# Help with proving Biconditional equivalence

show that P $\leftrightarrow$ Q is equal to (P$\wedge$Q) $\vee$ ($\neg$P $\wedge$$\neg$Q)

(P→Q) $\wedge$ (Q→P)
($\neg$P$\vee$Q) $\wedge$ ($\neg$Q$\vee$P)

[$\neg$(P$\wedge$$\neg$Q)$\wedge$$\neg$(Q$\wedge$$\neg$P)]

$\neg$[(P$\wedge$$\neg$Q)$\vee$(Q$\wedge$$\neg$P)]

I don't know which law to use from this point on to prove the equivalence.

D H
Staff Emeritus
You started right with going from (P→Q) ∧ (Q→P) to (¬P∨Q) ∧ (¬Q∨P), but from there on you are taking the wrong path. Not invalid; just wrong. That path won't get you to the desired result. Try using distributivity.

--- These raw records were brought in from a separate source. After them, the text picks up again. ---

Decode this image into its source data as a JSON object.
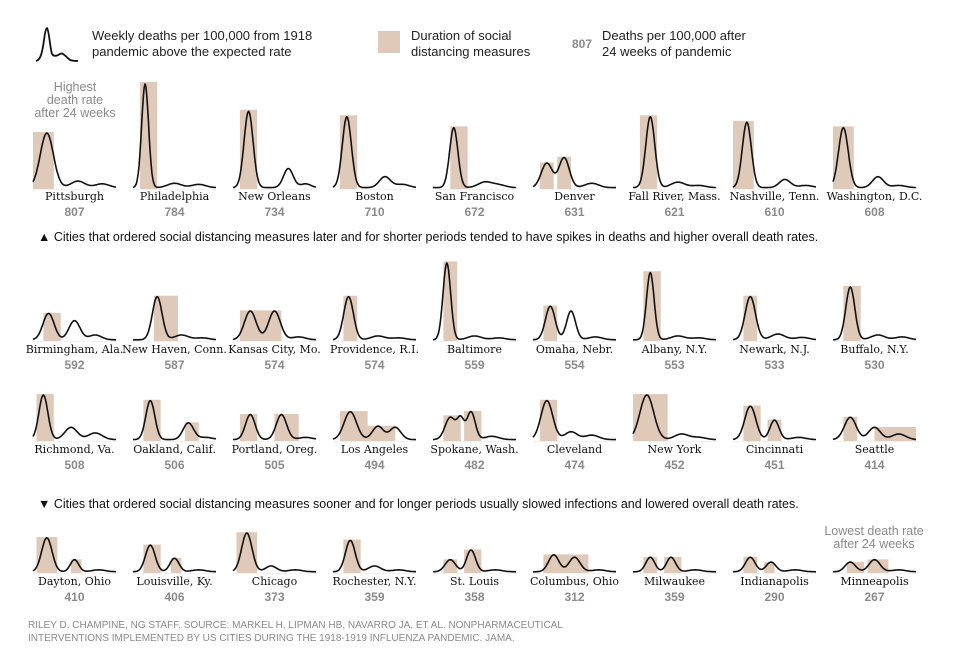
{
  "legend": {
    "curve_line1": "Weekly deaths per 100,000 from 1918",
    "curve_line2": "pandemic above the expected rate",
    "box_line1": "Duration of social",
    "box_line2": "distancing measures",
    "number_sample": "807",
    "number_line1": "Deaths per 100,000 after",
    "number_line2": "24 weeks of pandemic"
  },
  "annotations": {
    "highest_line1": "Highest",
    "highest_line2": "death rate",
    "highest_line3": "after 24 weeks",
    "lowest_line1": "Lowest death rate",
    "lowest_line2": "after 24 weeks"
  },
  "notes": {
    "later": "▲ Cities that ordered social distancing measures later and for shorter periods tended to have spikes in deaths and higher overall death rates.",
    "sooner": "▼ Cities that ordered social distancing measures sooner and for longer periods usually slowed infections and lowered overall death rates."
  },
  "source": {
    "line1": "RILEY D. CHAMPINE, NG STAFF. SOURCE: MARKEL H, LIPMAN HB, NAVARRO JA, ET AL. NONPHARMACEUTICAL",
    "line2": "INTERVENTIONS IMPLEMENTED BY US CITIES DURING THE 1918-1919 INFLUENZA PANDEMIC. JAMA."
  },
  "colors": {
    "curve": "#111111",
    "box": "#dfc9b9",
    "value": "#8a8a8a",
    "annotation": "#8a8a8a"
  },
  "chart_data": {
    "type": "small-multiples line",
    "x_unit": "weeks since start of pandemic",
    "x_range": [
      0,
      24
    ],
    "y_unit": "weekly excess deaths per 100,000",
    "y_range": [
      0,
      20
    ],
    "cities": [
      {
        "name": "Pittsburgh",
        "value": "807",
        "distancing": [
          [
            0,
            6
          ]
        ],
        "peaks": [
          [
            4,
            10,
            1.9
          ],
          [
            13,
            1.2,
            2
          ],
          [
            20,
            0.7,
            2
          ]
        ]
      },
      {
        "name": "Philadelphia",
        "value": "784",
        "distancing": [
          [
            2,
            7
          ]
        ],
        "peaks": [
          [
            3.5,
            19,
            1.0
          ],
          [
            12,
            0.8,
            2
          ],
          [
            19,
            0.6,
            2
          ]
        ]
      },
      {
        "name": "New Orleans",
        "value": "734",
        "distancing": [
          [
            2,
            7
          ]
        ],
        "peaks": [
          [
            4.5,
            14,
            1.3
          ],
          [
            16,
            3.5,
            1.4
          ],
          [
            21,
            0.7,
            1.5
          ]
        ]
      },
      {
        "name": "Boston",
        "value": "710",
        "distancing": [
          [
            2,
            7
          ]
        ],
        "peaks": [
          [
            4,
            13,
            1.3
          ],
          [
            15,
            2.0,
            1.6
          ],
          [
            20,
            0.6,
            2
          ]
        ]
      },
      {
        "name": "San Francisco",
        "value": "672",
        "distancing": [
          [
            5,
            10
          ]
        ],
        "peaks": [
          [
            6,
            11,
            1.2
          ],
          [
            15,
            1.0,
            2
          ],
          [
            19,
            0.5,
            2
          ]
        ]
      },
      {
        "name": "Denver",
        "value": "631",
        "distancing": [
          [
            2,
            6
          ],
          [
            7,
            11
          ]
        ],
        "peaks": [
          [
            4,
            4.5,
            1.6
          ],
          [
            9,
            5.5,
            1.5
          ],
          [
            17,
            0.8,
            2
          ]
        ]
      },
      {
        "name": "Fall River, Mass.",
        "value": "621",
        "distancing": [
          [
            2,
            7
          ]
        ],
        "peaks": [
          [
            5,
            13,
            1.3
          ],
          [
            13,
            1.0,
            2
          ],
          [
            19,
            0.4,
            2
          ]
        ]
      },
      {
        "name": "Nashville, Tenn.",
        "value": "610",
        "distancing": [
          [
            0,
            6
          ]
        ],
        "peaks": [
          [
            4,
            12,
            1.3
          ],
          [
            15,
            1.5,
            1.6
          ],
          [
            21,
            0.4,
            2
          ]
        ]
      },
      {
        "name": "Washington, D.C.",
        "value": "608",
        "distancing": [
          [
            0,
            6
          ]
        ],
        "peaks": [
          [
            3,
            11,
            1.4
          ],
          [
            13,
            2.0,
            1.6
          ],
          [
            19,
            0.4,
            2
          ]
        ]
      },
      {
        "name": "Birmingham, Ala.",
        "value": "592",
        "distancing": [
          [
            3,
            8
          ]
        ],
        "peaks": [
          [
            4.5,
            5.5,
            1.6
          ],
          [
            12,
            4.0,
            1.6
          ],
          [
            18,
            1.0,
            1.8
          ]
        ]
      },
      {
        "name": "New Haven, Conn.",
        "value": "587",
        "distancing": [
          [
            6,
            13
          ]
        ],
        "peaks": [
          [
            7,
            9,
            1.4
          ],
          [
            14,
            1.0,
            2
          ],
          [
            20,
            0.4,
            2
          ]
        ]
      },
      {
        "name": "Kansas City, Mo.",
        "value": "574",
        "distancing": [
          [
            2,
            14
          ]
        ],
        "peaks": [
          [
            5,
            6,
            1.7
          ],
          [
            12,
            6,
            1.7
          ],
          [
            19,
            0.6,
            2
          ]
        ]
      },
      {
        "name": "Providence, R.I.",
        "value": "574",
        "distancing": [
          [
            3,
            7
          ]
        ],
        "peaks": [
          [
            4.5,
            9,
            1.4
          ],
          [
            13,
            0.8,
            2
          ],
          [
            19,
            0.4,
            2
          ]
        ]
      },
      {
        "name": "Baltimore",
        "value": "559",
        "distancing": [
          [
            3,
            7
          ]
        ],
        "peaks": [
          [
            4,
            16,
            1.1
          ],
          [
            12,
            0.8,
            2
          ],
          [
            19,
            0.4,
            2
          ]
        ]
      },
      {
        "name": "Omaha, Nebr.",
        "value": "554",
        "distancing": [
          [
            3,
            7
          ]
        ],
        "peaks": [
          [
            5,
            7,
            1.4
          ],
          [
            11,
            6,
            1.3
          ],
          [
            18,
            0.6,
            2
          ]
        ]
      },
      {
        "name": "Albany, N.Y.",
        "value": "553",
        "distancing": [
          [
            3,
            8
          ]
        ],
        "peaks": [
          [
            5,
            14,
            1.1
          ],
          [
            13,
            0.8,
            2
          ],
          [
            19,
            0.4,
            2
          ]
        ]
      },
      {
        "name": "Newark, N.J.",
        "value": "533",
        "distancing": [
          [
            3,
            7
          ]
        ],
        "peaks": [
          [
            5,
            9,
            1.5
          ],
          [
            13,
            1.2,
            2
          ],
          [
            20,
            0.5,
            2
          ]
        ]
      },
      {
        "name": "Buffalo, N.Y.",
        "value": "530",
        "distancing": [
          [
            3,
            8
          ]
        ],
        "peaks": [
          [
            5,
            11,
            1.3
          ],
          [
            13,
            1.0,
            2
          ],
          [
            20,
            0.6,
            2
          ]
        ]
      },
      {
        "name": "Richmond, Va.",
        "value": "508",
        "distancing": [
          [
            1,
            6
          ]
        ],
        "peaks": [
          [
            3,
            8,
            1.3
          ],
          [
            11,
            2.2,
            1.8
          ],
          [
            18,
            1.2,
            2
          ]
        ]
      },
      {
        "name": "Oakland, Calif.",
        "value": "506",
        "distancing": [
          [
            3,
            8
          ],
          [
            15,
            19
          ]
        ],
        "peaks": [
          [
            5,
            7,
            1.3
          ],
          [
            16,
            3,
            1.5
          ],
          [
            21,
            0.4,
            2
          ]
        ]
      },
      {
        "name": "Portland, Oreg.",
        "value": "505",
        "distancing": [
          [
            2,
            7
          ],
          [
            12,
            19
          ]
        ],
        "peaks": [
          [
            5,
            4.5,
            1.4
          ],
          [
            14,
            4.5,
            1.5
          ],
          [
            21,
            0.4,
            2
          ]
        ]
      },
      {
        "name": "Los Angeles",
        "value": "494",
        "distancing": [
          [
            2,
            10
          ],
          [
            10,
            18
          ]
        ],
        "peaks": [
          [
            5,
            5,
            1.8
          ],
          [
            13,
            2.4,
            1.6
          ],
          [
            18,
            2.2,
            1.6
          ]
        ]
      },
      {
        "name": "Spokane, Wash.",
        "value": "482",
        "distancing": [
          [
            3,
            8
          ],
          [
            9,
            14
          ]
        ],
        "peaks": [
          [
            5,
            4,
            1.5
          ],
          [
            8,
            3.5,
            1.0
          ],
          [
            11,
            5,
            1.2
          ],
          [
            17,
            0.6,
            2
          ]
        ]
      },
      {
        "name": "Cleveland",
        "value": "474",
        "distancing": [
          [
            2,
            7
          ]
        ],
        "peaks": [
          [
            4,
            7,
            1.7
          ],
          [
            11,
            1.4,
            1.8
          ],
          [
            17,
            0.8,
            2
          ]
        ]
      },
      {
        "name": "New York",
        "value": "452",
        "distancing": [
          [
            0,
            10
          ]
        ],
        "peaks": [
          [
            4,
            8,
            2.0
          ],
          [
            14,
            1.0,
            2
          ],
          [
            19,
            0.4,
            2
          ]
        ]
      },
      {
        "name": "Cincinnati",
        "value": "451",
        "distancing": [
          [
            3,
            8
          ],
          [
            10,
            14
          ]
        ],
        "peaks": [
          [
            5,
            6,
            1.6
          ],
          [
            12,
            3.5,
            1.3
          ],
          [
            19,
            0.4,
            2
          ]
        ]
      },
      {
        "name": "Seattle",
        "value": "414",
        "distancing": [
          [
            3,
            7
          ],
          [
            12,
            24
          ]
        ],
        "peaks": [
          [
            5,
            4,
            1.7
          ],
          [
            12,
            2.2,
            1.7
          ],
          [
            19,
            1.0,
            2
          ]
        ]
      },
      {
        "name": "Dayton, Ohio",
        "value": "410",
        "distancing": [
          [
            1,
            7
          ],
          [
            11,
            14
          ]
        ],
        "peaks": [
          [
            4,
            7,
            1.5
          ],
          [
            12,
            2.5,
            1.2
          ],
          [
            19,
            0.4,
            2
          ]
        ]
      },
      {
        "name": "Louisville, Ky.",
        "value": "406",
        "distancing": [
          [
            3,
            8
          ],
          [
            11,
            14
          ]
        ],
        "peaks": [
          [
            5,
            5.5,
            1.4
          ],
          [
            12,
            2.8,
            1.3
          ],
          [
            19,
            0.4,
            2
          ]
        ]
      },
      {
        "name": "Chicago",
        "value": "373",
        "distancing": [
          [
            1,
            7
          ]
        ],
        "peaks": [
          [
            4,
            8,
            1.5
          ],
          [
            11,
            1.2,
            1.6
          ],
          [
            18,
            0.4,
            2
          ]
        ]
      },
      {
        "name": "Rochester, N.Y.",
        "value": "359",
        "distancing": [
          [
            3,
            8
          ]
        ],
        "peaks": [
          [
            5,
            6.5,
            1.4
          ],
          [
            12,
            1.2,
            1.8
          ],
          [
            19,
            0.4,
            2
          ]
        ]
      },
      {
        "name": "St. Louis",
        "value": "358",
        "distancing": [
          [
            3,
            7
          ],
          [
            9,
            14
          ]
        ],
        "peaks": [
          [
            5,
            2.5,
            1.5
          ],
          [
            11,
            4.5,
            1.3
          ],
          [
            18,
            0.4,
            2
          ]
        ]
      },
      {
        "name": "Columbus, Ohio",
        "value": "312",
        "distancing": [
          [
            3,
            16
          ]
        ],
        "peaks": [
          [
            6,
            3.5,
            1.5
          ],
          [
            12,
            3,
            1.6
          ],
          [
            19,
            0.4,
            2
          ]
        ]
      },
      {
        "name": "Milwaukee",
        "value": "359",
        "distancing": [
          [
            3,
            7
          ],
          [
            9,
            14
          ]
        ],
        "peaks": [
          [
            5,
            3,
            1.3
          ],
          [
            11,
            3,
            1.3
          ],
          [
            18,
            0.4,
            2
          ]
        ]
      },
      {
        "name": "Indianapolis",
        "value": "290",
        "distancing": [
          [
            3,
            7
          ],
          [
            9,
            12
          ]
        ],
        "peaks": [
          [
            5,
            3,
            1.4
          ],
          [
            11,
            2,
            1.4
          ],
          [
            18,
            0.4,
            2
          ]
        ]
      },
      {
        "name": "Minneapolis",
        "value": "267",
        "distancing": [
          [
            4,
            9
          ],
          [
            10,
            16
          ]
        ],
        "peaks": [
          [
            5,
            2,
            1.5
          ],
          [
            12,
            2.5,
            1.6
          ],
          [
            19,
            0.4,
            2
          ]
        ]
      }
    ]
  }
}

Or just use the dumb approach of showing that P ↔ Q and (P∧Q) ∨ (¬P ∧¬Q) have the identical truth tables.

How can I use the distributive law here? I mean, I don't see a common letter with a connective to factor out.

Bacle2
Why not just do a truth table?

D H
Staff Emeritus
How can I use the distributive law here? I mean, I don't see a common letter with a connective to factor out.
Who said you need a common letter to factor out? All you need is a common item.

Given a conjunctive normal form (A∨B)∧(C∨D), you can use either (A∨B) or (C∨D) as the common item in applying distributivity. Using (A∨B) as the common item yields ((A∨B)∧C)∨((A∨B)∧D) . (You'll get (A∧(C∨D))∨(B∧(C∨D)) if you use (C∨D) as the common item.) Now apply the distributive law again to put this into disjunctive normal form.

Why not just do a truth table?
Perhaps because the instructor said something along the lines of "You can easily prove these conjectures by showing they have the same truth tables. Do that and you will receive zero points on this homework."

Deveno
distributing (¬P∨Q) over (¬Q∨P) we get:

(¬P∨Q)∧(¬Q∨P) = [(¬P∨Q)∧¬Q]∨[(¬P∨Q)∧P]

can you see how to continue?

Hello,

Thank you all for helping me with this. I am only self-learning basic logic from a book, and the author never worked out distribution of all of the content in the parentheses to another, so I only thought you could distribute one letter at a time.

I have a new problem:

Prove (P $\rightarrow$Q) $\wedge$ (Q $\rightarrow$ R) = (P $\rightarrow$ R) $\wedge$ [(P $\leftrightarrow$ Q) $\vee$ (Q $\leftrightarrow$ R)]

I was able to get this far:
($\neg$P $\wedge$ $\neg$Q) $\vee$ [($\neg$P $\vee$ Q) $\wedge$ R] = ($\neg$P $\vee$ R) $\wedge$ [(($\neg$P $\wedge$ $\neg$Q) $\vee$ (P $\wedge$ Q)) $\vee$ (($\neg$R $\wedge$ $\neg$Q) $\vee$ (R $\wedge$ Q))]

How should I proceed? Should I continue to expand the left side of the equation or somehow try to reduce the right?